Predomínio das facções nas operações policiais
O Primeiro Comando da Capital (PCC) e o Comando Vermelho (CV) figuram como os principais alvos das ações da Polícia Federal (PF) no combate ao crime organizado. Levantamento recente aponta que, desde 2022, essas duas organizações foram responsáveis por 88% das mais de duas mil prisões efetuadas pela corporação.
Embora as investigações da PF alcancem um espectro amplo, que abrange mais de 20 grupos criminosos e diversas milícias, a concentração de esforços em torno dessas duas facções é evidente. Os dados revelam que a atuação dessas estruturas criminosas não se restringe a uma única região, com 58% das prisões envolvendo criminosos que operam em mais de um estado.
Atividades ilícitas e expansão territorial
O tráfico de drogas permanece como a atividade central das facções, estando presente em 81% dos inquéritos conduzidos pela Polícia Federal. Contudo, o escopo das investigações é vasto e inclui delitos como lavagem de dinheiro, crimes financeiros e crimes ambientais, demonstrando a diversificação dos negócios ilícitos dessas organizações.
A capilaridade do crime organizado reflete um desafio crescente para as forças de segurança. A capacidade dessas facções de expandir sua influência territorial e operacional para além das fronteiras estaduais exige uma resposta coordenada e estratégica por parte das autoridades federais.

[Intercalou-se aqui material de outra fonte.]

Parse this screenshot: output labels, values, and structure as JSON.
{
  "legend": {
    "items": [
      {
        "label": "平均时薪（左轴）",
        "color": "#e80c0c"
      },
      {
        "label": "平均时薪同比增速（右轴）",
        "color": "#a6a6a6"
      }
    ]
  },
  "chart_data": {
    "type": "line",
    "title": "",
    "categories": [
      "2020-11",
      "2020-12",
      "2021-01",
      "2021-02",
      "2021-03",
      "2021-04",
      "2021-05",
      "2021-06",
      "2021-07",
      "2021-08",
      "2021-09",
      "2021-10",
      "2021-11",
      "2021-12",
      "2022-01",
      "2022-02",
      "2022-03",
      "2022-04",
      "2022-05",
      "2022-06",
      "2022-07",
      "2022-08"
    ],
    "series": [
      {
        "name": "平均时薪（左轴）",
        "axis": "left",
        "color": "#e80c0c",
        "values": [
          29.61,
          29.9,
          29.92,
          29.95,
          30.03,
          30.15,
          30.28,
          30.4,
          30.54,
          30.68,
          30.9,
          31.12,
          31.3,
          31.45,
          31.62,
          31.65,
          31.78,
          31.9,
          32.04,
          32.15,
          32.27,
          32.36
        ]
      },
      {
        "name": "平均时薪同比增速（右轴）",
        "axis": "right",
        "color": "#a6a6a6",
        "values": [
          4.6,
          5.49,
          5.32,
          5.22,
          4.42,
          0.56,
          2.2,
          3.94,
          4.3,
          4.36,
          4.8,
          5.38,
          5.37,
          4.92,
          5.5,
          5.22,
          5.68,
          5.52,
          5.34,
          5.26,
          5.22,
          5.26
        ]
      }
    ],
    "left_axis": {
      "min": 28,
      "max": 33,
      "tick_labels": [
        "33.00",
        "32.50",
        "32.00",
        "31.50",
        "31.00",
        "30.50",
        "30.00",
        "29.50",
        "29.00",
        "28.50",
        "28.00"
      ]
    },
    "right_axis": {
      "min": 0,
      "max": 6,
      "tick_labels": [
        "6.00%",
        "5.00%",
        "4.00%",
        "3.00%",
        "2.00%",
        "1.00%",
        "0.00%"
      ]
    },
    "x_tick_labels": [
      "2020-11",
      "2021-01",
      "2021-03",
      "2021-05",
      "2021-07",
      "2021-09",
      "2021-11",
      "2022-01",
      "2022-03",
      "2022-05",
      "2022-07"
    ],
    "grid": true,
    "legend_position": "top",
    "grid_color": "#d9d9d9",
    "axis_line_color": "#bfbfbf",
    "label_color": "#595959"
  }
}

Respostas governamentais e impasses políticos
Diante do agravamento da crise de segurança pública, o governo do presidente Luiz Inácio Lula da Silva lançou, em fevereiro, o programa Brasil contra o Crime Organizado. A iniciativa prevê um aporte de R$ 1 bilhão no Orçamento de 2026, além de R$ 10 bilhões em financiamentos via Banco Nacional de Desenvolvimento Econômico e Social para estados parceiros.
O Poder Executivo também busca viabilizar a PEC da Segurança Pública, que visa ampliar a coordenação da União no combate ao crime. O projeto, contudo, enfrenta resistência no Senado, onde o presidente da Casa, Davi Alcolumbre, ainda não pautou a matéria, em meio a divergências políticas e críticas de parlamentares da oposição sobre uma possível interferência federal.
Divergências sobre a classificação de terrorismo
Um ponto de tensão recente envolve a classificação das facções como organizações terroristas. Em 28 de maio, o governo dos Estados Unidos adotou essa medida, após articulação do senador Flávio Bolsonaro junto ao presidente Donald Trump e ao secretário de Estado, Marco Rubio.
A posição norte-americana contrasta com o entendimento oficial do governo brasileiro. Para as autoridades nacionais, as facções possuem motivações predominantemente econômicas e financeiras, diferenciando-se de grupos que agem com propósitos ideológicos, conforme detalhado em documentos da Polícia Federal.